Первые дни были сказочны, точно попал в зачарованное царство, и не нарушали очарование разные будничные мелочи: то Устинья убила, например, кочергою желтобрюха, который ночью, очевидно, подполз к крылечку, зачем-то захватил в пасть селедочную голову и, как объяснил Увар, - "насосался соленого да очумел, только хвостом водил"; то на соседней даче Алимовой пропала рудая утка, только что принесенная с базара, и так как крылья у нее были подрезаны и улететь она не могла, то Мартын и Христя и сама Алимова все перекликались, шаря ее кругом в дубовых и карагачевых кустах, - так и не нашли; то появилась какая-то одичалая кошка, которая жалобно мяукала на крыше по ночам, а днем пропадала, оставляя только поблизости крысиные шкурки и крылышки перепелок и других птиц.
Селедочные головы, рудые утки, кошки и крысиные шкурки, - это было еще прежнее, белевское; оно, конечно, мешало, засоряло величие гор и моря кругом и глубочайшего, нового неба, но засоряло еле заметно, и то, что переживал здесь Павлик, одиноко костыляя по нетрудным тропинкам, было неповторяемо прекрасно.

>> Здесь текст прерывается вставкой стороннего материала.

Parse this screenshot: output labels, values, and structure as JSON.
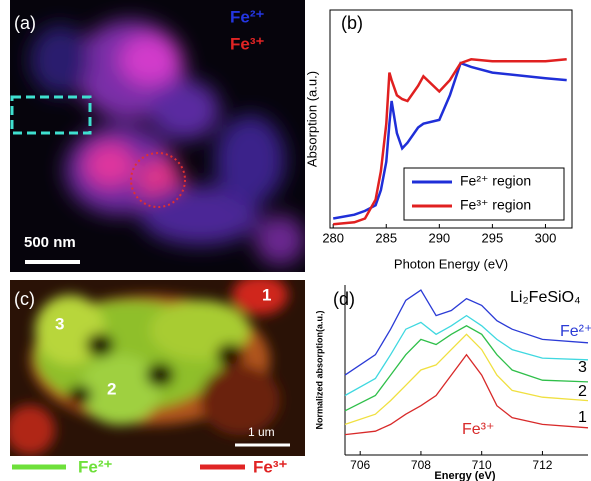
{
  "panels": {
    "a": {
      "label": "(a)",
      "legend": [
        "Fe²⁺",
        "Fe³⁺"
      ],
      "scale_bar": "500 nm"
    },
    "c": {
      "label": "(c)",
      "spots": [
        "1",
        "2",
        "3"
      ],
      "scale_bar": "1 um",
      "legend": [
        "Fe²⁺",
        "Fe³⁺"
      ]
    }
  },
  "chart_data": [
    {
      "type": "line",
      "panel_label": "(b)",
      "xlabel": "Photon Energy (eV)",
      "ylabel": "Absorption (a.u.)",
      "x": [
        280,
        282,
        283,
        284,
        284.5,
        285,
        285.3,
        285.5,
        286,
        286.5,
        287,
        288,
        288.5,
        290,
        291,
        292,
        293,
        295,
        300,
        302
      ],
      "series": [
        {
          "name": "Fe²⁺ region",
          "color": "#1f2fd8",
          "values": [
            0.05,
            0.07,
            0.09,
            0.12,
            0.2,
            0.35,
            0.55,
            0.67,
            0.5,
            0.42,
            0.45,
            0.53,
            0.55,
            0.57,
            0.7,
            0.87,
            0.85,
            0.82,
            0.79,
            0.78
          ]
        },
        {
          "name": "Fe³⁺ region",
          "color": "#e02020",
          "values": [
            0.02,
            0.03,
            0.05,
            0.15,
            0.3,
            0.55,
            0.82,
            0.78,
            0.7,
            0.68,
            0.67,
            0.75,
            0.8,
            0.72,
            0.78,
            0.87,
            0.89,
            0.88,
            0.88,
            0.89
          ]
        }
      ],
      "xlim": [
        279.7,
        302.5
      ],
      "xticks": [
        280,
        285,
        290,
        295,
        300
      ],
      "ylim": [
        0,
        1.15
      ],
      "legend": "lower right"
    },
    {
      "type": "line",
      "panel_label": "(d)",
      "title": "Li₂FeSiO₄",
      "xlabel": "Energy (eV)",
      "ylabel": "Normalized absorption(a.u.)",
      "x": [
        705.5,
        706.5,
        707,
        707.5,
        708,
        708.5,
        709,
        709.5,
        710,
        710.5,
        711,
        712,
        713.5
      ],
      "series": [
        {
          "name": "Fe²⁺",
          "color": "#2b3bd6",
          "values": [
            0.47,
            0.59,
            0.74,
            0.91,
            0.97,
            0.82,
            0.85,
            0.92,
            0.88,
            0.79,
            0.74,
            0.68,
            0.66
          ]
        },
        {
          "name": "3",
          "color": "#3fd8e0",
          "values": [
            0.35,
            0.45,
            0.59,
            0.74,
            0.78,
            0.71,
            0.76,
            0.82,
            0.76,
            0.68,
            0.62,
            0.57,
            0.56
          ]
        },
        {
          "name": "2",
          "color": "#2fbf4a",
          "values": [
            0.26,
            0.35,
            0.47,
            0.59,
            0.68,
            0.65,
            0.71,
            0.76,
            0.71,
            0.59,
            0.5,
            0.44,
            0.43
          ]
        },
        {
          "name": "1",
          "color": "#f0e040",
          "values": [
            0.18,
            0.24,
            0.32,
            0.41,
            0.5,
            0.53,
            0.62,
            0.71,
            0.62,
            0.47,
            0.38,
            0.34,
            0.32
          ]
        },
        {
          "name": "Fe³⁺",
          "color": "#d82a2a",
          "values": [
            0.12,
            0.14,
            0.18,
            0.24,
            0.29,
            0.35,
            0.47,
            0.59,
            0.47,
            0.29,
            0.22,
            0.18,
            0.16
          ]
        }
      ],
      "xlim": [
        705.5,
        713.5
      ],
      "xticks": [
        706,
        708,
        710,
        712
      ],
      "ylim": [
        0,
        1
      ]
    }
  ]
}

Так было несколько дней, но когда разразился вдруг шторм на море, и от сильнейшего ветра нельзя было выйти, чтобы не сбило с ног, и зябкое тело хотелось закутать покрепче и ставни приковать, чтоб не скрипели и не визжали, и кипарисы укрепить прочнее, чтобы не трепало их за покорные бороды, пригибая к земле, - то как-то тоскливо стало: чужое, огромное, безучастное, дикое какое-то, ревущее около скал береговых море пугало, и в то же время жутко жаль было его, как запертого зверя, и жаль золотых гор, лиловых балок и синего пляжа, растерявших краски. Тогда чаще и подолгу сидел Павлик над своей тетрадкой с надписью "Патология бога" и скрипел перышком.

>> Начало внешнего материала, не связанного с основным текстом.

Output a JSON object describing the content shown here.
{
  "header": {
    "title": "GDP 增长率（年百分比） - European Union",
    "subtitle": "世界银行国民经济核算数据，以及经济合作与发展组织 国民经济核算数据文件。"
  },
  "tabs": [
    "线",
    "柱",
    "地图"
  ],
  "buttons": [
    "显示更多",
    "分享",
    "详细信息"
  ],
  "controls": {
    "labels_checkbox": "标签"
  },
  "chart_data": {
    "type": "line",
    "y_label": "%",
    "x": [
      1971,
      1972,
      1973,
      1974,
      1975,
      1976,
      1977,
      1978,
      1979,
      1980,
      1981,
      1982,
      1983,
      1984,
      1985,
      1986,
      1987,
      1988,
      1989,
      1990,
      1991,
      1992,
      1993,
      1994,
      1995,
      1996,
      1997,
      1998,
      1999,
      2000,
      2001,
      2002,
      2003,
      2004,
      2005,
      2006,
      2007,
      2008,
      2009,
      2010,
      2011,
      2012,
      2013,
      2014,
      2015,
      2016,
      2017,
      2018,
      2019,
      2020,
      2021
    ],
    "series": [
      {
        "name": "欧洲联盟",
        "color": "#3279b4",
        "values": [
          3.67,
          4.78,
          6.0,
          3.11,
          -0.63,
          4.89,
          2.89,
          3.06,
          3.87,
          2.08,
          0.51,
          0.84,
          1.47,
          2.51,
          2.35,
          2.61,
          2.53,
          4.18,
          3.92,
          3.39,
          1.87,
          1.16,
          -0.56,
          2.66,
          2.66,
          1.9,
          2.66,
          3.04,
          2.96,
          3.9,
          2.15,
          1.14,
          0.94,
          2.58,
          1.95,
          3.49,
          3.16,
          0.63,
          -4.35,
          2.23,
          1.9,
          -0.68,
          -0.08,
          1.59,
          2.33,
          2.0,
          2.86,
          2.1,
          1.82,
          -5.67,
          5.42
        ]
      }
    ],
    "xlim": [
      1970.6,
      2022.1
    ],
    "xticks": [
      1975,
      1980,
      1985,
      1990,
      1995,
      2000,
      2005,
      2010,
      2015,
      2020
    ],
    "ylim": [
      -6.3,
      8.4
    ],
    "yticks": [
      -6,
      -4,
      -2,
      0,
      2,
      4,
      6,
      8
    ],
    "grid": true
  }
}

Семейство, поселившееся на даче Шмидта, было небольшое и для общей большой жизни едва ли нужное: отставной старый полковник Добычин, Лев Анисимыч, живший на скромную пенсию, его жена - слепая, толстая дама, и дочь лет двадцати пяти, бывшая актриса - небольшая, провинциальная, - Наталья Львовна. Они приехали из Черни; сюда на дачу попали потому, что здесь было дешевле, чем в других местах - ближе к городу или на берегу, а зимовать здесь остались потому, что безразлично было, где жить на квартире, здесь или в Черни, но слепой нравилось тепло и невнятный шум прибоя, Наталье Львовне тепло и безлюдье, а самому Добычину - тепло и осенняя кротость. Он и сам был кроткий старик: сохранял еще или старался сохранять бодрость и веселость, при ходьбе бойко стучал каблуками, но начал уже греться у чужих молодых огоньков, подолгу и крепко жать руки, здороваясь, преданно и ласково смотреть в глаза, часто умиляться, поддакивать, жевать губами, хохотать с громким кашлем и со слезой.

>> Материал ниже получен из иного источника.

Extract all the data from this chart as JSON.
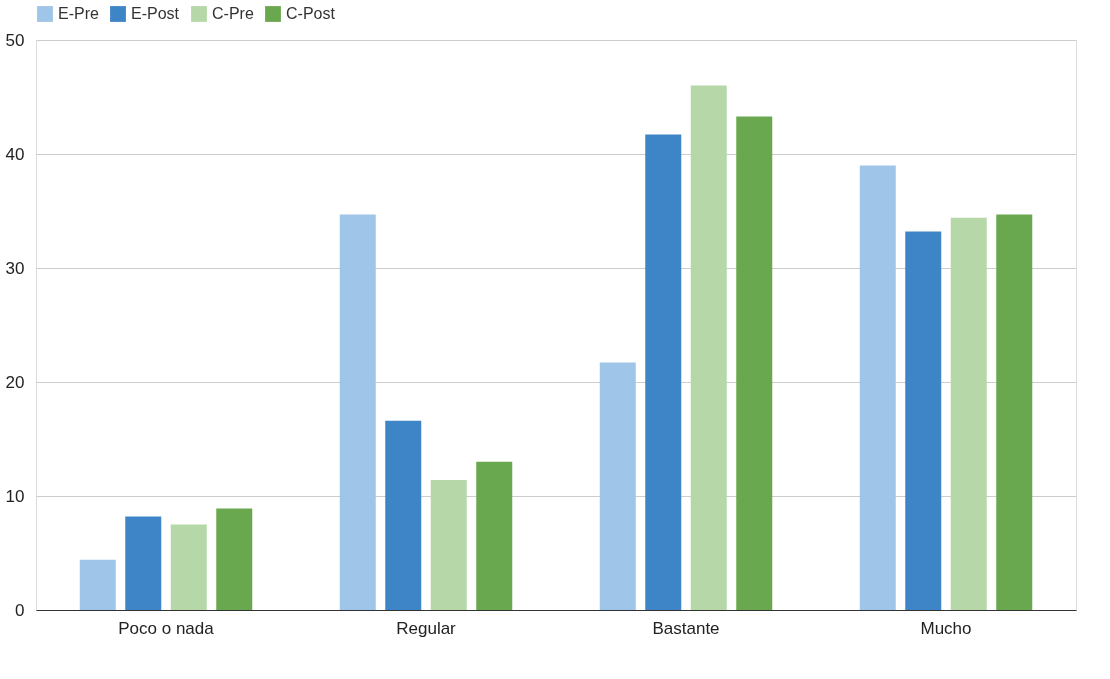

Давно уже не шил себе ничего нового, - донашивал старую форму и, где нужно было, штопал ее сам по ночам, а ведь не спалось уж часто; тогда, если штопал, то штопал дольше, чем нужно, если читал газету, то прочитывал одно и то же по нескольку раз, если набивал папиросы себе, жене и дочери (все курили), то сколько хватало табаку, - лишь бы не думать, потому что думать было и трудно, и не о чем, и очень скучно. Болонка Нелли с ним была неразлучна, и если выходил он гулять, - провожала его непременно: вернее, они гуляли вдвоем. И если останавливался кто-нибудь из приобретенных знакомых поговорить с Добычиным, подкатывалась Нелли, толстенькая, беленькая, и черными глазенками смотрела вопросительно ему в глаза, растревоженно урча, а Добычин:
- Что? Чужой? Чужой, Нелюся?.. Боишься, тронет барина? Хочешь ему задать трепки?.. Боится собачка!.. Нет-нет: чужой - хороший, Нелюся, не тронет чужой барина, - нет-нет.
И говорил чужому:
- Любит меня - это я вам доложу - по-ра-зи-тель-но! Ни жену, ни дочь, хотя к тем тоже привязана, но не та-ак!